All 48 seats in the Sabah State Legislative Assembly 25 seats needed for a majority
|  | Majority party | Minority party | Third party |
| Leader | Joseph Pairin Kitingan | Mustapha Harun | Harris Salleh |
| Party | PBS | USNO | BERJAYA |
| Alliance | Barisan Nasional (federal) | Barisan Nasional (federal) |  |
| Leader since | 1985 | 1981 |  |
| Leader's seat | Tambunan | Usukan | Sipitang (lost) |
| Last election | 34 seats | 12 seats | 1 seat |
| Seats won | 36 | 12 | 0 |
| Seat change | +2 | Steady | −1 |
| Chief Minister before election Joseph Pairin Kitingan Barisan Nasional, (PBS) | Elected Chief Minister Joseph Pairin Kitingan Barisan Nasional, (PBS) |

= 1990 Sabah state election =

State election in Sabah, Malaysia

The 1990 Sabah state election was held between Monday, 16 July and Tuesday, 17 July 1990. Parti Bersatu Sabah (PBS) was the incumbent ruling party in the state and part of the Barisan Nasional coalition, which PBS joined after the 1986 state election.

In the election, PBS won with the same seat as the previous election, 34. United Sabah National Organization (USNO) winning the remaining 14 seats to become the main opposition, while other parties, including former state government party BERJAYA, did not win any seat.

==Contesting parties==
USNO was also a member of the BN but rival of PBS. Therefore, PBS and USNO candidates were made to contest under their own party tickets.

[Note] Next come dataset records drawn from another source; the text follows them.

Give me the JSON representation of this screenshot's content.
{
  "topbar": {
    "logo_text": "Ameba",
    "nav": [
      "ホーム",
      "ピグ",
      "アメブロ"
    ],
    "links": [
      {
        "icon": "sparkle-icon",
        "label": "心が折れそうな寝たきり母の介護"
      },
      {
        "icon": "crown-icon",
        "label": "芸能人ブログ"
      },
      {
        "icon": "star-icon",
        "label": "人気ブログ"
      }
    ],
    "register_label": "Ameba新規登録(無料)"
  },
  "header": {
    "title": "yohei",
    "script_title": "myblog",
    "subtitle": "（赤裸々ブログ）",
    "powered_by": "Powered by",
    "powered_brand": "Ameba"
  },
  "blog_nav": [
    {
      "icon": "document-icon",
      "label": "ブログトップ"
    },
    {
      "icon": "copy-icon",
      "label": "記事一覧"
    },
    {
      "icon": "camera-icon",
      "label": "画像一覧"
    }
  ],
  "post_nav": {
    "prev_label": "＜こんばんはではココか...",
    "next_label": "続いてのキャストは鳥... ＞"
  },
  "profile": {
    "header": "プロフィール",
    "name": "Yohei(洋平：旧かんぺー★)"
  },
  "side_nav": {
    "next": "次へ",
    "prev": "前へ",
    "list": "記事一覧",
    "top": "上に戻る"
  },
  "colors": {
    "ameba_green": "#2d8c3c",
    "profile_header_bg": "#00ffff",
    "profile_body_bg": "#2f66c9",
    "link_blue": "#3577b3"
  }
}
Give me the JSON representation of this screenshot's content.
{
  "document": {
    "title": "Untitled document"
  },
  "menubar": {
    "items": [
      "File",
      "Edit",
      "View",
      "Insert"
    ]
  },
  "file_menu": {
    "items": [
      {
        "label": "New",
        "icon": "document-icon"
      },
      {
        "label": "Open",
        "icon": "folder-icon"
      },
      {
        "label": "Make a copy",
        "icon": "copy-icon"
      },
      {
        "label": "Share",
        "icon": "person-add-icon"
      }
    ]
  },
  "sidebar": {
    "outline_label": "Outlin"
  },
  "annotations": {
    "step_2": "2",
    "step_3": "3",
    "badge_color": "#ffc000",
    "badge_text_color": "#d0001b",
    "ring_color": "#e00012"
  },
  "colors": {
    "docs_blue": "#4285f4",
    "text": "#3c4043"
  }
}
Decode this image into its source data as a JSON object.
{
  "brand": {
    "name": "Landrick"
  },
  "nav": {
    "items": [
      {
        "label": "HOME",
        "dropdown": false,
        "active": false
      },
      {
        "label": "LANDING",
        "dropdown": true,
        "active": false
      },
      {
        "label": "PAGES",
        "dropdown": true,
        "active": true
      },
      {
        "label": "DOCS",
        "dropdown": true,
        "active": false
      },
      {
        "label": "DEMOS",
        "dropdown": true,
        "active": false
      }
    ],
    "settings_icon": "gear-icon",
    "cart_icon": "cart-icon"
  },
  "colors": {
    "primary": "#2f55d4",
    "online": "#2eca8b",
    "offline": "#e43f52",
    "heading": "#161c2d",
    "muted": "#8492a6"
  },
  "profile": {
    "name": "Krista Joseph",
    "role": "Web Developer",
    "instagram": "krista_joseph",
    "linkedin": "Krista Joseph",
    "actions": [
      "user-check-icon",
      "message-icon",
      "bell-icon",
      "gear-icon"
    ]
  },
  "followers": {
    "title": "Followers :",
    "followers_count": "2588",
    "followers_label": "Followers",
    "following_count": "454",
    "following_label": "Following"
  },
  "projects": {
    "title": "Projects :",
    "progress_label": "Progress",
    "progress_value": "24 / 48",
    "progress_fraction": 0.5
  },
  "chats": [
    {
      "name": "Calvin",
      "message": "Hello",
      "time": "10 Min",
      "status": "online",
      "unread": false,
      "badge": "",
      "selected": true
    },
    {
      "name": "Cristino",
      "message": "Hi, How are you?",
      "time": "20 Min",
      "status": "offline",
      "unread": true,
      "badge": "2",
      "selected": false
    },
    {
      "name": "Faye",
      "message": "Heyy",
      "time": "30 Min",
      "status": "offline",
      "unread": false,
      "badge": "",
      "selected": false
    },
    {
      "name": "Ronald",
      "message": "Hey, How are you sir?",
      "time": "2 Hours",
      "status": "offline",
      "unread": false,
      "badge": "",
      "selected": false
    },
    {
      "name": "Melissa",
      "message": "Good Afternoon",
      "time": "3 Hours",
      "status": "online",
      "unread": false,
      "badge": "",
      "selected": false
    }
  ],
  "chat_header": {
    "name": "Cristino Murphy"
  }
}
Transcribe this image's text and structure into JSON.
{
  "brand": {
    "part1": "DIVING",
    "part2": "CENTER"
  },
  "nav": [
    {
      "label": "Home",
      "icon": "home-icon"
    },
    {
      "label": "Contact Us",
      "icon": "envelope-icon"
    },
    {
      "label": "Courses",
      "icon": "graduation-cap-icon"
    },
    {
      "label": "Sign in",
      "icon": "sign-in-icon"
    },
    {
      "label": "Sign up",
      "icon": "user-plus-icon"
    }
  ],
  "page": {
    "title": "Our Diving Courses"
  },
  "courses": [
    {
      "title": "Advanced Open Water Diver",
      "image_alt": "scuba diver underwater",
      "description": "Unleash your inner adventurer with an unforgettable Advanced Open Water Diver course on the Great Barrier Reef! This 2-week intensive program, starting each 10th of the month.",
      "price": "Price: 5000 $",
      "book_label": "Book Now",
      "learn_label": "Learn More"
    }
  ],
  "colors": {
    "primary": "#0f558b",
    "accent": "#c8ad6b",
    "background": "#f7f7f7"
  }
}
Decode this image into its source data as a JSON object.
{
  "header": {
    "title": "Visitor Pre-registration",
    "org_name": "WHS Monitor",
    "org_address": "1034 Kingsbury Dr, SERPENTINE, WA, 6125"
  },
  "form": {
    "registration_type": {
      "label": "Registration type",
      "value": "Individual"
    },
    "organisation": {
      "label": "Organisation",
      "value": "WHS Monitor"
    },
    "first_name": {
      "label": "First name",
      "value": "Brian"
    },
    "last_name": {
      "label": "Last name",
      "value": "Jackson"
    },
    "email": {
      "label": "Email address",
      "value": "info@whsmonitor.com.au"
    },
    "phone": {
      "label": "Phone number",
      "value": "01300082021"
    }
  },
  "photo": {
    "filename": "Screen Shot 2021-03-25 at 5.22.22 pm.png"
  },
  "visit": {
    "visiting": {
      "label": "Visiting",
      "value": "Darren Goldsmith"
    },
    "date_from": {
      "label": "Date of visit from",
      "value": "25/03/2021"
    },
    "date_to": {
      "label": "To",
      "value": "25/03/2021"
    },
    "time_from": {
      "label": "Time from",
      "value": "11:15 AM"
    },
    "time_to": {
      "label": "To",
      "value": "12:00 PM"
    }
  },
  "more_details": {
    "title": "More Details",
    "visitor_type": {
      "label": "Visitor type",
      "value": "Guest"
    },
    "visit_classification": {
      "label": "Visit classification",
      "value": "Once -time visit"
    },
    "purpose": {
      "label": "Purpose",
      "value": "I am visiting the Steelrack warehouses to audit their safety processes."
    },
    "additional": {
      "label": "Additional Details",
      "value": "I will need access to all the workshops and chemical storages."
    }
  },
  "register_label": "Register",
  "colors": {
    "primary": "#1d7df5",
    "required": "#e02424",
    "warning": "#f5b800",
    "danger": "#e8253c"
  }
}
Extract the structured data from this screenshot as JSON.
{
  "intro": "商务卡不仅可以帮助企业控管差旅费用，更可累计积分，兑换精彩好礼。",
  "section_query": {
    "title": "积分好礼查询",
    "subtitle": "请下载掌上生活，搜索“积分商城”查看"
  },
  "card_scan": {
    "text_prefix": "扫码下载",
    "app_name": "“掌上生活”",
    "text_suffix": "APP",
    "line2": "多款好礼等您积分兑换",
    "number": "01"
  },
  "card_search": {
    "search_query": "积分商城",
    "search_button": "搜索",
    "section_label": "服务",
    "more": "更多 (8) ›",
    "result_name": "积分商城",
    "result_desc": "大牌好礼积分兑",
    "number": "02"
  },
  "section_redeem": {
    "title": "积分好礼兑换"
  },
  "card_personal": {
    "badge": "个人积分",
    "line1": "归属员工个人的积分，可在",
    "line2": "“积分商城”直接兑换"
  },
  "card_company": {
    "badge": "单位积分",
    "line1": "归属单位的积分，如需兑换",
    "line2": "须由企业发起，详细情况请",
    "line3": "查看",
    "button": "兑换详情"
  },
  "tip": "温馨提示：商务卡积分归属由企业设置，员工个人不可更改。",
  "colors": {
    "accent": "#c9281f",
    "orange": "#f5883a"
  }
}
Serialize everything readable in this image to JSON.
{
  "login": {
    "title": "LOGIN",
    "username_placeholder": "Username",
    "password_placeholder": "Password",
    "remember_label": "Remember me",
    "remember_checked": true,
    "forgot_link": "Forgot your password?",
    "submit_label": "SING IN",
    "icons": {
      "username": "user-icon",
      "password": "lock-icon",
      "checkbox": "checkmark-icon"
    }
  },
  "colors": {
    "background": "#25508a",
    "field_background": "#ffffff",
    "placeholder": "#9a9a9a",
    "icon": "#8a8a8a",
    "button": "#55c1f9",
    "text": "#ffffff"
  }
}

Among other parties contesting for the first time including AKAR formed by former PBS vice-president Mark Koding, PBS member Kalakau Untol, and USNO ex-member Pandikar Amin Mulia; Parti Rakyat Sabah formed by ex-BERJAYA member James Ongkili, and Liberal Democratic Party (LDP). Peninsula-based Democratic Action Party is also contesting in Sabah.

==Results==

| Party |  | Votes | % | Seats | +/– |
|  | United Sabah Party | 197,708 | 53.92 | 36 | +2 |
|  | United Sabah National Organisation | 95,857 | 26.14 | 12 | 0 |
|  | Sabah People's United Front | 25,993 | 7.09 | 0 | New |
|  | Liberal Democratic Party | 14,323 | 3.91 | 0 | New |
|  | Sabah People's Party | 12,133 | 3.31 | 0 | New |
|  | People's Justice Front | 10,757 | 2.93 | 0 | New |
|  | Democratic Action Party | 5,879 | 1.60 | 0 | 0 |
|  | Independents | 4,006 | 1.09 | 0 | 0 |
| Total |  | 366,656 | 100.00 | 48 | 0 |
| Valid votes |  | 366,656 | 98.25 |  |  |
| Invalid/blank votes |  | 6,528 | 1.75 |  |  |
| Total votes |  | 373,184 | 100.00 |  |  |
| Registered voters/turnout |  | 496,353 | 75.19 |  |  |
Source: HLSC Tindak Malaysia Github

==Aftermath==
PBS' Joseph Pairin Kitingan were sworn in as Chief Minister for the third time, on 18 July 1990. The state EXCO members were sworn in the following day.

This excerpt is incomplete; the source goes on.